Rhâââââ les gros roadsters !!! Aujourd’hui ce sont des boîtes à rêves tout autant que les sportives dans ma prime jeunesse, je vous le concède un peu lointaine. Il faut dire que les bougresses ont fait un sacré bond en avant… et dégagent autant de testostérone que les nageuse de l’équipe de natation est-allemande dans la plus grande période du régime soviétique.

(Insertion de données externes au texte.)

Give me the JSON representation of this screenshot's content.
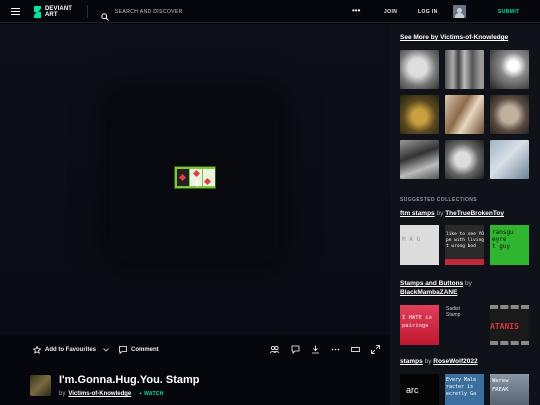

Puisque nous parlons régime, attaquons celui de nos bêtes avec par ordre d’apparition la Ducati Monster 1200S qui annonce fièrement 147cv avec son twin et 209kg à sec, pendant que le quatre cylindre de la Kawasaki Z1000R revendique 142cv, pour 221kg en ordre de marche et le triple de la Triumph délivre 150 poneys anglais et 192kg. Mais celle qui met tout le monde d’accord niveau puissance, c’est la Yamaha MT-10 et ses 160cv pour 210kg.
Au passage, je ne sais pas si vous avez remarqué, mais aucune architecture moteur n’est identique… même chez les japonais ! Nous trouvons donc un twin en L, un triple en ligne, un quatre en ligne et un autre quatre en ligne mais au calage crossplane, soit identique à un V4. La recherche du caractère serait-il le Graal des constructeurs ? Les gros roadsters sont en quête d’identité et n’ont rien à envier à leurs cousines sportives à qui ils empruntent leurs poumons bodybuildés. A chacun son identité et sa façon de délivrer son venin.
Au rayon partie-cycle, il en va de même avec une Ducati qui reste fidèle à son treillis tubulaire avec un avant ultra court, presque déroutant quand on monte sur la belle italienne qui ne demande qu’à être malmenée. Décidément le tempérament latin n’est pas une légende… La Kawasaki fait elle dans le plus classique avec son cadre périmétrique en aluminium. Cependant, dans cette version « Performance » elle se pare d’éléments nobles comme la ligne Akrapovic, la suspension arrière Öhlins ou les pinces de freins Brembo. Bien que la base soit des plus classiques, ces quelques éléments claquent et amènent de la noblesse.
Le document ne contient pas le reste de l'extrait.